Alles das hatte mich sehr weit von dem kleinen grünen, rothen und weißen Hause geführt. Wie darauf zurückkommen, nachdem man über das Schloß des Grafen von Alton, über die Wohnung, welche der Verwalter, Herr Stiff, für seine Frau einrichtete, über die Wäsche, das Silberzeug, das kupferne Küchengeschirr der guten Madame Smith, und über die Sittsamkeit, die Religion und die Wohlthätigkeit der Mademoiselle Smith gesprochen hatte?

Das war besonders für mich schwer, mein lieber Petrus, der ich, ich gestehe es Ihnen, kein Mann der Uebergange bin.

Außerdem war ich fast übler Laune, daß man mir so einstimmig das Haus des Herrn Smith, der Madame Smith und der Mademoiselle Smith rühmte, und daß man mir kein Wort über das kleine grüne, rothe und weiße Haus sagte, das drei Hundert Schritte weit von uns entfernt war, und von diesem reizenden Wesen mit blonden Haaren, blauen Augen und rosigen Wangen, neben welchem Mademoiselle Smith zuverlässig nur ein gewöhnliches Frauenzimmer sein mußte.

Diese üble Laune machte, daß ich Abschied von den Landleuten nahm und ganz verdrießlich nach Ashbourn zurückkehrte.
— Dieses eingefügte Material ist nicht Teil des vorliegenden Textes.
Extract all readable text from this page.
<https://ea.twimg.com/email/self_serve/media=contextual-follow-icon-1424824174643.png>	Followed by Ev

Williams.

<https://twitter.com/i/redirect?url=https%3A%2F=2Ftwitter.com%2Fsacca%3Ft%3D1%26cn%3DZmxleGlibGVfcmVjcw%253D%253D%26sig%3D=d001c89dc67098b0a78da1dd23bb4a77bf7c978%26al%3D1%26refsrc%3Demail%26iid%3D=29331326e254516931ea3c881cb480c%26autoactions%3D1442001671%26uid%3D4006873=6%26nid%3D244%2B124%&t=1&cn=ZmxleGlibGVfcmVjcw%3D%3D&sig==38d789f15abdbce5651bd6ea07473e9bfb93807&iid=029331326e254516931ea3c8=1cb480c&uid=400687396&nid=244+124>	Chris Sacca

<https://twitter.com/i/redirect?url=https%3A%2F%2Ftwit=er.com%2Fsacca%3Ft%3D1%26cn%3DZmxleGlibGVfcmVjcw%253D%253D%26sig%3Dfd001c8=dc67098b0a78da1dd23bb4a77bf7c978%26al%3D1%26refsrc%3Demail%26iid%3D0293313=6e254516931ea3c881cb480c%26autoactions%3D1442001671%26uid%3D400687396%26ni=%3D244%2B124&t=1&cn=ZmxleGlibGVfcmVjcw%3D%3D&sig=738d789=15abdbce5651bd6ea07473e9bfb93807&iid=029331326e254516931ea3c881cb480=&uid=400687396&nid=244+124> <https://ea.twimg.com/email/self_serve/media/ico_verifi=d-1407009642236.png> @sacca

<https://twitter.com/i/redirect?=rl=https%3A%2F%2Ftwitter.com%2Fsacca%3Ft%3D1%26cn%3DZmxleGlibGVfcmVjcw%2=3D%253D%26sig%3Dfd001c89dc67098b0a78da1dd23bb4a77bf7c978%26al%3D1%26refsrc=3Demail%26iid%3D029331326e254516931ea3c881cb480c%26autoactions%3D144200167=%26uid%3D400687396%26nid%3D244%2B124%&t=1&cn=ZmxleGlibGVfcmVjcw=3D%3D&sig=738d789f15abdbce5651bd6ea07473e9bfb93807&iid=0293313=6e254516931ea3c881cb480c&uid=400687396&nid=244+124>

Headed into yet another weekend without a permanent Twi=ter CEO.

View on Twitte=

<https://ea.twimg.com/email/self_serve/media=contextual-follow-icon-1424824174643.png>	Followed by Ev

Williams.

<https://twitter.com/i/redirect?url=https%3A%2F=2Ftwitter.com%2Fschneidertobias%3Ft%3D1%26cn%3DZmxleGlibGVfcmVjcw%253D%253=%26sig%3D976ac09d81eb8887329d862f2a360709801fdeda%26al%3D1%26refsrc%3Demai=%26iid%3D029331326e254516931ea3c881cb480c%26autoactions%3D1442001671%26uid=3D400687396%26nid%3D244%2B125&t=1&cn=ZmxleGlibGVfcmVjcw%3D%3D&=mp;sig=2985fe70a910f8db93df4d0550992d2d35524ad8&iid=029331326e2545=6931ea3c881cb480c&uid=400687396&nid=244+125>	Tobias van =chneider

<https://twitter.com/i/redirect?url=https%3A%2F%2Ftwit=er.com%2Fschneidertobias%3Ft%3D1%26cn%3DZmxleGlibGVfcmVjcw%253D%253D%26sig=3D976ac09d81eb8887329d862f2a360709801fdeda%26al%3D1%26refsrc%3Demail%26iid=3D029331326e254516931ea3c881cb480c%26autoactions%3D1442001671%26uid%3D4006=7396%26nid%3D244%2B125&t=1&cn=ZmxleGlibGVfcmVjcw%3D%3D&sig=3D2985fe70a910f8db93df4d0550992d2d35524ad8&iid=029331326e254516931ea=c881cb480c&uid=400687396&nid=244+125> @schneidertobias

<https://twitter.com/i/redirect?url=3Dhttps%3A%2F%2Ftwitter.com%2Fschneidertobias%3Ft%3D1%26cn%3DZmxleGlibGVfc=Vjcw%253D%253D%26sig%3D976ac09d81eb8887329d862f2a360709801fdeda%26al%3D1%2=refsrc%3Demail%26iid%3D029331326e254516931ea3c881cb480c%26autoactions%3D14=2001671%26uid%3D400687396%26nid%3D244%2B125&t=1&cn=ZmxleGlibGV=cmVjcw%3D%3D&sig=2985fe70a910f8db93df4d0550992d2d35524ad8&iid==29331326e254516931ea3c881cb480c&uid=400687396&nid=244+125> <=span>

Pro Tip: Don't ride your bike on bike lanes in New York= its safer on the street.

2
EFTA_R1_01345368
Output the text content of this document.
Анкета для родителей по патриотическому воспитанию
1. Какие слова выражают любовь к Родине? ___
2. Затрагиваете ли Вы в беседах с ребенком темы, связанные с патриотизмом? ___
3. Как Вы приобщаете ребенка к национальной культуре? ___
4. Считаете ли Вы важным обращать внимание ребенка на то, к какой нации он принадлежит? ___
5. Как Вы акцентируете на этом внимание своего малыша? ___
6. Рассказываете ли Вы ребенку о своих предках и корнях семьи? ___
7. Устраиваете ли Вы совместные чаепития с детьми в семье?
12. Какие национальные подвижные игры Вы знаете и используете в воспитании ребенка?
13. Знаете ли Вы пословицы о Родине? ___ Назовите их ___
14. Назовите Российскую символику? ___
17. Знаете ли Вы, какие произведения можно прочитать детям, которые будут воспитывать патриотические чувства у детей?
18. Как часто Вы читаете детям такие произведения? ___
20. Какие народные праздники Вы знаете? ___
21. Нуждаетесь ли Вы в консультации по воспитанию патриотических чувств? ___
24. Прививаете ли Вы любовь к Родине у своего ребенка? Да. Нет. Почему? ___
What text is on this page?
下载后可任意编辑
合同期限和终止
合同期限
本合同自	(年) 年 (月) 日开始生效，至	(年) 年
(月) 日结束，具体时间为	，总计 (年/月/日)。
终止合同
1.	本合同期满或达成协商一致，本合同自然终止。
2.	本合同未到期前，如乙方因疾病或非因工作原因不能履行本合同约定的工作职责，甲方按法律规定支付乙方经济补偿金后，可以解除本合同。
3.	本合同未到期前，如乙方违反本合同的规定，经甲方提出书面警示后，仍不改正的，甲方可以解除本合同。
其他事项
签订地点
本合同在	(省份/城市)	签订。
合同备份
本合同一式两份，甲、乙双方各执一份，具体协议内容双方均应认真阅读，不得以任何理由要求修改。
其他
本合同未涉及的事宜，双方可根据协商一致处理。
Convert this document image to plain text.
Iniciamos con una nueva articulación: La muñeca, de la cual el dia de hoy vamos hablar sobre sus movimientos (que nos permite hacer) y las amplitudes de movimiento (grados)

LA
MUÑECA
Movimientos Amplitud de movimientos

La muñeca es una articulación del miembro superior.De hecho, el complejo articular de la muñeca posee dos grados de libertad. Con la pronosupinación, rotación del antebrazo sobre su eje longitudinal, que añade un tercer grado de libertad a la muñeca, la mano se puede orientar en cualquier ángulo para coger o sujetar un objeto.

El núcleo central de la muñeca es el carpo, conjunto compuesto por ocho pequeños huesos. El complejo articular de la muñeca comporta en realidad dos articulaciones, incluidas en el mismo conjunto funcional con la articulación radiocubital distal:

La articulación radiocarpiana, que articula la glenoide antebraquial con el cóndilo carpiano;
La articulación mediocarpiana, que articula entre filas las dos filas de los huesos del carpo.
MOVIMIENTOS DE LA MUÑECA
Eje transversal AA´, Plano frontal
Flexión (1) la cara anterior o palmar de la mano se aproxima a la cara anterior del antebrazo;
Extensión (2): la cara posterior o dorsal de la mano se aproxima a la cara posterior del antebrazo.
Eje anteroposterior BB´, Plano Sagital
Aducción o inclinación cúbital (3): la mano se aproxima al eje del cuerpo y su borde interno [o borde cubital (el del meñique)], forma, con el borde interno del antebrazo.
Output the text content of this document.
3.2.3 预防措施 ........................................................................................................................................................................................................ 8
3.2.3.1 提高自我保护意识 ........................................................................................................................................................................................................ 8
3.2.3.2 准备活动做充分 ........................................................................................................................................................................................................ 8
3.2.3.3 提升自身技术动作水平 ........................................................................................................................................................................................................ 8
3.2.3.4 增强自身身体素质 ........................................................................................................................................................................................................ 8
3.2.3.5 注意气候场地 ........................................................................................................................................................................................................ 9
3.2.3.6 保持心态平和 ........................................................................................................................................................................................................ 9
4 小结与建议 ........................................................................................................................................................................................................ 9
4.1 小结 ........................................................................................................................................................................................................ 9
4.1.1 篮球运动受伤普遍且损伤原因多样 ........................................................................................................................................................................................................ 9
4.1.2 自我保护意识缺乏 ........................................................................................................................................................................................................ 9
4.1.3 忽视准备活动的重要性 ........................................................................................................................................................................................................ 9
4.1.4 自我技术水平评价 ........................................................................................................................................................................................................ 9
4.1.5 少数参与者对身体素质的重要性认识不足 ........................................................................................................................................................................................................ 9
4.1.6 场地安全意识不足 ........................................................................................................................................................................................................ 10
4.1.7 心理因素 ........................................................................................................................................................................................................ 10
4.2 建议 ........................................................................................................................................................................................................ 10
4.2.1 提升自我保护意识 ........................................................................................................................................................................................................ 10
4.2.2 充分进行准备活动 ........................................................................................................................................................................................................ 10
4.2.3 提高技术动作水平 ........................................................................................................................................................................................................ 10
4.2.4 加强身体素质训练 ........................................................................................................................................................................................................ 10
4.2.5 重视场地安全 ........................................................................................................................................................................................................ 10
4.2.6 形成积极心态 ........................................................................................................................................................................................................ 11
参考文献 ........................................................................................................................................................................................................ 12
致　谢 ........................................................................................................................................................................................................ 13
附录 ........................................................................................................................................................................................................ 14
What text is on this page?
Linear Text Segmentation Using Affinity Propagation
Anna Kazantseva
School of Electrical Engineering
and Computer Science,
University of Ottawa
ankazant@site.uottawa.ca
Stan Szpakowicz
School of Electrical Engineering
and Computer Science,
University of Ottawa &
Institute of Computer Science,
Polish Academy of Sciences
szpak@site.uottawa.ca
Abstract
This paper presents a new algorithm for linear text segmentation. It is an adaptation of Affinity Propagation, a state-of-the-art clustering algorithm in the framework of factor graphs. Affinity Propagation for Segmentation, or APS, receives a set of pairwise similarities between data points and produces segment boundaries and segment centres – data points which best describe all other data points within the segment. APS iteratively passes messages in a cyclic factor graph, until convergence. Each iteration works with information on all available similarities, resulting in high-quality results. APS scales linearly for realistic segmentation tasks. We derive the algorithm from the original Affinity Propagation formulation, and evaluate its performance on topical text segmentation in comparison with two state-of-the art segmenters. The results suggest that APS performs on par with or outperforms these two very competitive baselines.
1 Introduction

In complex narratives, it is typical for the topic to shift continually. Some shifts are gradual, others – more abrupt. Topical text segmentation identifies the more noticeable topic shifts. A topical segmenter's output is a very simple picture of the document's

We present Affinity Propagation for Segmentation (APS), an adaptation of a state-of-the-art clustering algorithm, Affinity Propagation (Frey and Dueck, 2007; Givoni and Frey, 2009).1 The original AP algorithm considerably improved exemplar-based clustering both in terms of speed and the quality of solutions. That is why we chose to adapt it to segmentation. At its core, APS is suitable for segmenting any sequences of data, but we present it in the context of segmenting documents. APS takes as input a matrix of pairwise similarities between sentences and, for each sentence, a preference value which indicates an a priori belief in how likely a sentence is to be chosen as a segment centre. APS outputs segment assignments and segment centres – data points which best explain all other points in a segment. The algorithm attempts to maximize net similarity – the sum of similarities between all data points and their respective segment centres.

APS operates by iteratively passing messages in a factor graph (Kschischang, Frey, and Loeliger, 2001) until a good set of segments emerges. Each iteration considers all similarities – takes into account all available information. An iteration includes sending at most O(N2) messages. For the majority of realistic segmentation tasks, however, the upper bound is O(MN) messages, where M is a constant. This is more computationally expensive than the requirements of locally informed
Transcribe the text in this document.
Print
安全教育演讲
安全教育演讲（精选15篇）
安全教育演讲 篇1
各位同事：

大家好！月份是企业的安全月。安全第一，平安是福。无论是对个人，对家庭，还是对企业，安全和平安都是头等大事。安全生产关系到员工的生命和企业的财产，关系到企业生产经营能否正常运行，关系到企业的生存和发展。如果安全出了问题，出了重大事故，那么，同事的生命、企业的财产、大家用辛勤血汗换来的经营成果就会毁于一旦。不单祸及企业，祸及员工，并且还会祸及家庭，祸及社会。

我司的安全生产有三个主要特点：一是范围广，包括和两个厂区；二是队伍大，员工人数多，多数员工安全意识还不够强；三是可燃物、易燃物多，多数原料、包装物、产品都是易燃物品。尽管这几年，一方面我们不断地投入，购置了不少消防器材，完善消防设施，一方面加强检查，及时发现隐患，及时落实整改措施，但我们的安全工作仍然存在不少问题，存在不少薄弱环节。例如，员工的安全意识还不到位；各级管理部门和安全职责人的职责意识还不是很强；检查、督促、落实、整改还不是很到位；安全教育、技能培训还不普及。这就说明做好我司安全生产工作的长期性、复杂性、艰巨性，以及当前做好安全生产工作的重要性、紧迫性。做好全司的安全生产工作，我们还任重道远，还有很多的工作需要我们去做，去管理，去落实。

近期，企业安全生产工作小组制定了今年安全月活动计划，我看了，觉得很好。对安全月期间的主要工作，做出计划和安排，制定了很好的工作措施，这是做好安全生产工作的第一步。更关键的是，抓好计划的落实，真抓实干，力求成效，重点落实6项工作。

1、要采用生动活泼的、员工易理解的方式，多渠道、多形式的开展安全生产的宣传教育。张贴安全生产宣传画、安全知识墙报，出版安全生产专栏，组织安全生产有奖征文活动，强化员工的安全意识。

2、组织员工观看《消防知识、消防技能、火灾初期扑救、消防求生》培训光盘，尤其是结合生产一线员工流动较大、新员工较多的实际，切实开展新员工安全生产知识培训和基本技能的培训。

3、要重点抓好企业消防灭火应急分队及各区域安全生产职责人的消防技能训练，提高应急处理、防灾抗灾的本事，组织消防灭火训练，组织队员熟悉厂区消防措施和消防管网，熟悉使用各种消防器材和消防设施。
Ach! von Weitem sah ich das dunkle Pfarrhaus in der Nacht: Niemand erwartete mich auf der einsamen Schwelle. Ich hatte den Schlüssel in meiner Tasche, ich machte die Thür auf und ging tappend in der Dunkelheit, indem ich das Feuerzeug und die Schwefelhölzer suchte.

– Ach! armer Williams Bemrode! murmelte ich mit einem Seufzer, als der nach Schwefel riechende Schein längs der Wände des leeren Eßzimmers zitterte.

Die Reste des Mittagsessens befanden sich in dem Speiseschranke, aber ich hatte nicht den Muth, mich an den Tisch zu setzen; meine Lampe in der einen, und ein Stück Brod in der andern Hand, ging ich in das kleine Zimmer hinauf.

Ich machte mein Fenster auf, stellte einen Stuhl daran, und setzte mich.

Dieses Mal eilten meine Blicke über das Dorf weg und gingen geraden Weges nach den Lichtern, welche an dem Horizonte leuchteten. Unter allen diesen Lichtern suchte ich eines, welches in der Richtung des grünen, rothen und weißen Hauses war.

Ein ganz großer dunkler Raum erstreckte sich in. der Richtung, wo es gelegen war.

In diesem ganzen Raume fühlte man, daß die Nacht friedlich herrschte.

Ich konnte mich indessen nicht entschließen, dieses Fenster zu verlassen. Ich zerbrach mein Brod in kleine Stücken, und aß es betrübter Weise, ohne die Augen einen Augenblick lang von dem Punkte abzuwenden, auf den sie geheftet waren. Endlich schlug es Mitternacht, und, da ich keine Hoffnung mehr hatte, das kleine Fenster sich erleuchten zu sehen, so ging ich, nachdem ich einen nach dm andern die wie ein Nachtvogel mit Flügeln von Erz von dem Thurme davon fliegenden Schläge gezählt hatte, hinab und legte mich zu Bett.